Today, Professor Mary McAleese, the former President of Ireland the first born and raised in northern Ireland will passionately urge voters to keep Britain in the European Union. This will doubtless unleash howls of protest from the Brexiteers but she firmly believes that, since both the UK and Ireland joined on the same day in 1973, British influence in Brussels has helped to create a better, more open and more liberalised Europe – which has helped Ireland to prosper and brought years of suspicion and violence in our two countries to an end.
Her family was forced to leave Belfast when The Troubles broke out. So, she and the Irish Government sees a relationship once called ‘sour and edgy’ now closer than since 1922. But this closeness has taken place in the context of both countries’ membership of the European Union. And the real consequences of Brexit on UK-Irish relations have been largely disregarded in this referendum so far.

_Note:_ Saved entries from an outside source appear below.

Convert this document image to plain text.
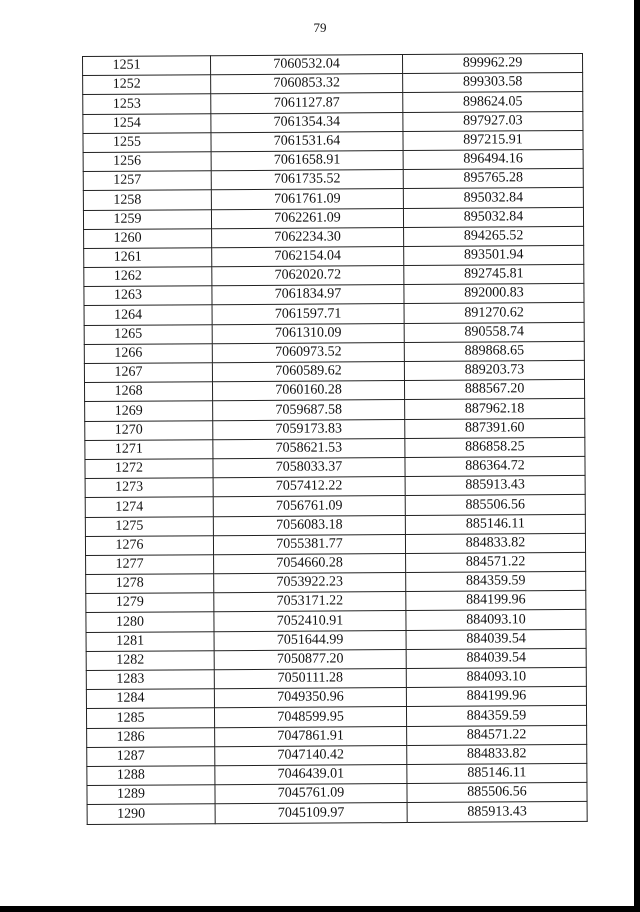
79
1251	7060532.04	899962.29
1252	7060853.32	899303.58
1253	7061127.87	898624.05
1254	7061354.34	897927.03
1255	7061531.64	897215.91
1256	7061658.91	896494.16
1257	7061735.52	895765.28
1258	7061761.09	895032.84
1259	7062261.09	895032.84
1260	7062234.30	894265.52
1261	7062154.04	893501.94
1262	7062020.72	892745.81
1263	7061834.97	892000.83
1264	7061597.71	891270.62
1265	7061310.09	890558.74
1266	7060973.52	889868.65
1267	7060589.62	889203.73
1268	7060160.28	888567.20
1269	7059687.58	887962.18
1270	7059173.83	887391.60
1271	7058621.53	886858.25
1272	7058033.37	886364.72
1273	7057412.22	885913.43
1274	7056761.09	885506.56
1275	7056083.18	885146.11
1276	7055381.77	884833.82
1277	7054660.28	884571.22
1278	7053922.23	884359.59
1279	7053171.22	884199.96
1280	7052410.91	884093.10
1281	7051644.99	884039.54
1282	7050877.20	884039.54
1283	7050111.28	884093.10
1284	7049350.96	884199.96
1285	7048599.95	884359.59
1286	7047861.91	884571.22
1287	7047140.42	884833.82
1288	7046439.01	885146.11
1289	7045761.09	885506.56
1290	7045109.97	885913.43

Which is strange. The concerns of the 600,000 Irish-born who live in Britain and the 300,000 British-born who live in Ireland are legitimate, well-founded and should not be ignored. They involve the economy, trade, immigration controls, the hardening of the land border, security, the weakening over time of the excellent current relationship between Ireland and the United Kingdom, the impact on the peace process and the impact on Europe of Britain's voice being absent from the EU table.
Vote Leave have been dismissive of how Brexit would change the way business, politics, security and border controls work today between our two countries. They have been quick to offer reassurances that nothing will change - that the huge volumes of trade between us which support 400000 jobs will continue exactly as before and that the current open road border between Northern Ireland and Ireland will continue.
Which is why Professor McAleese says that such reassurances are nothing more than wishful thinking at best and bluffing at worse.
The show won’t go on as normal in two main areas: first, the political impact on Northern Ireland, including the stability of the peace settlement with EU-funded programmes terminated and the relationship between communities (including faith communities) north and south. A Brexit vote decided on the issue of controlling immigration would mean the end of the free movement from Europe to Ireland and onward to the UK. This could imperil the Common Travel Area and require the reintroduction of border controls. Also ended would be the current extradition arrangements under the European Arrest Warrant making it harder for terrorist suspects to be moved from one jurisdiction to another.
Second, the economic impact on both countries generally arising from the UK’s absence from the EU in terms of the EU’s promotion of a pro-markets, competitive policy agenda and the loss of a counterweight to French and German influence. Collateral damage would spill over in to trade. The loss of the UK’s privileged access to the EU Single Market would hit hardest the businesses trading in Ireland, the rest of the EU and in those 60 countries with which the EU has free trade agreements.
And, not least, a fissure in Anglo-Irish relations will arise as Britain and Ireland would have chosen profoundly different paths without a guarantee that current relations would remain as they are.
Amongst today’s British politicians there are few who remember how bad relations were in the past, how much British (and Irish) politics were overshadowed by the Troubles and the poisoning effect they had on relations between the two countries. The role of the EU in rebuilding the Anglo-Irish relationship is a barely understood phenomenon within the UK political elite, let alone amongst the wider population.
There is a real danger that in the debate about Britain and the EU, the way the Anglo-Irish relationship has been helped by mutual membership, and how it could be hindered by the UK leaving the EU, will not be properly discussed. The report Mary McAleese is launching today - Brexit: the Irish Dimension - makes it clear that there is no pain-free exit when it comes to Ireland.